Formichella’s writing is easeful and enjoyable. Here’s his opening look at Brewton from an approaching highway lined with pines “An occasional trunk is snapped halfway up and folded over on itself, like a nearly closed switchblade, the tuft of needles at what was the crown gone brown.” As does any good mystery writer, Formichella knows how to create mood. And he also knows how to end chapters with an absolutely eye-opening hook to carry the reader on. One such chapter’s ending that sticks out for me comes halfway through the book when the author at last gets to interview the son of the doctor who was having an affair with Barnes and who would have surely served as the main murder suspect, had the case ever made it to court. “ ‘Wait a minute, wait a minute,’ he [the son] stopped me, leaning over the table. ‘You really think she was still alive when they found her at the cabin.’” Well, yes, up until now, all testimony has indicated such, has indicated that she died in the Brewton hospital (whose medical records were burned in a mysterious ‘fire’ that no one in Brewton can ever remember occurring).
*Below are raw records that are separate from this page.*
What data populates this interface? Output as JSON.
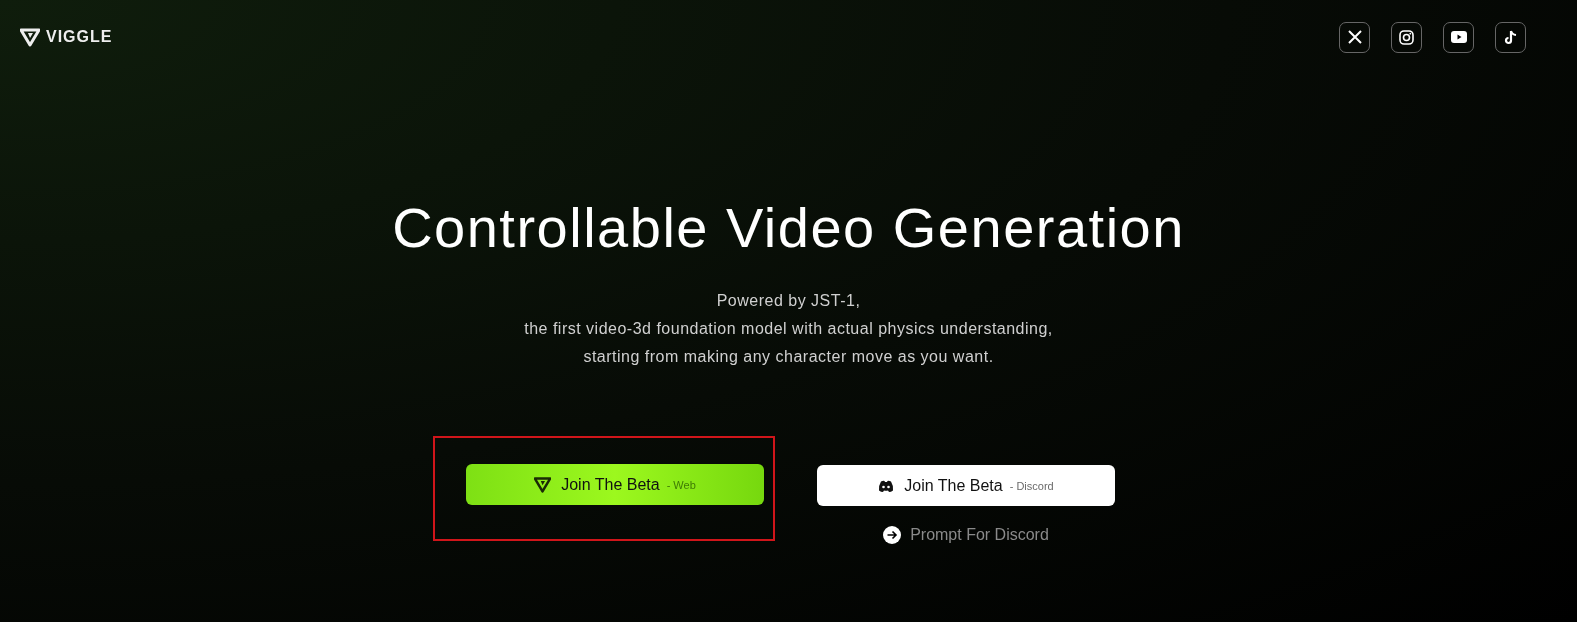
{
  "header": {
    "logo": "VIGGLE",
    "social": [
      {
        "kind": "x"
      },
      {
        "kind": "instagram"
      },
      {
        "kind": "youtube"
      },
      {
        "kind": "tiktok"
      }
    ]
  },
  "hero": {
    "title": "Controllable Video Generation",
    "subtitle": [
      "Powered by JST-1,",
      "the first video-3d foundation model with actual physics understanding,",
      "starting from making any character move as you want."
    ]
  },
  "actions": [
    {
      "kind": "web",
      "label": "Join The Beta",
      "note": "- Web",
      "highlighted": true
    },
    {
      "kind": "discord",
      "label": "Join The Beta",
      "note": "- Discord",
      "highlighted": false
    }
  ],
  "prompt_link": "Prompt For Discord"
}
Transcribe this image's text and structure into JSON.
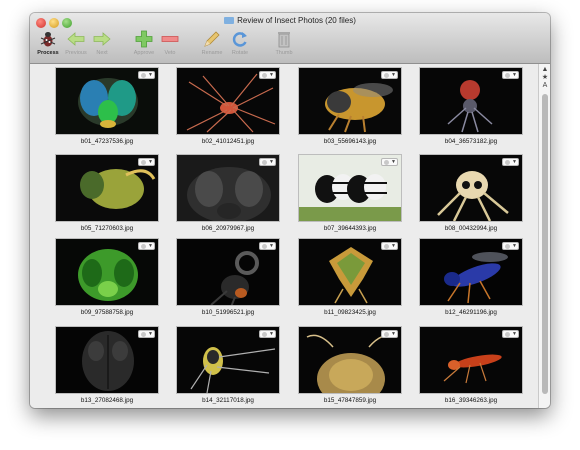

And that revelation just skims the surface of contradicting testimony coming from everyone involved—and I’m sure author Joe Formichella must have been constantly shaking his head, because everyone means just that from very close relatives to the victim to law enforcement officials at all levels.
If you want a mystery that twines and doubles back, if you want rich anecdotes about Alabama’s history from pre-constitution days onward (“Railroad Bill,” you may have heard the song, but did you know that he was a Robin Hood bandit killed and displayed on a flatcar all up and down a railroad line in Alabama?), if you want all this, Murder Creek is the book for you.
I picked this up after passing through Brewton AL recently and crossing Murder Creek. Brewton has been a place I've been thru many times over the year and I have distant relatives there. I was curious about its name and lead me to this book. Probably not for everyone unless you have some; even fleeting connection to the town!
I enjoyed learning about an aspect of Brewton I never heard when I was growing up. The reactions don't surprise me at all. Brewton is all about the good-ol'-Southern-boy mentality and the people there will go down fighting to protect it.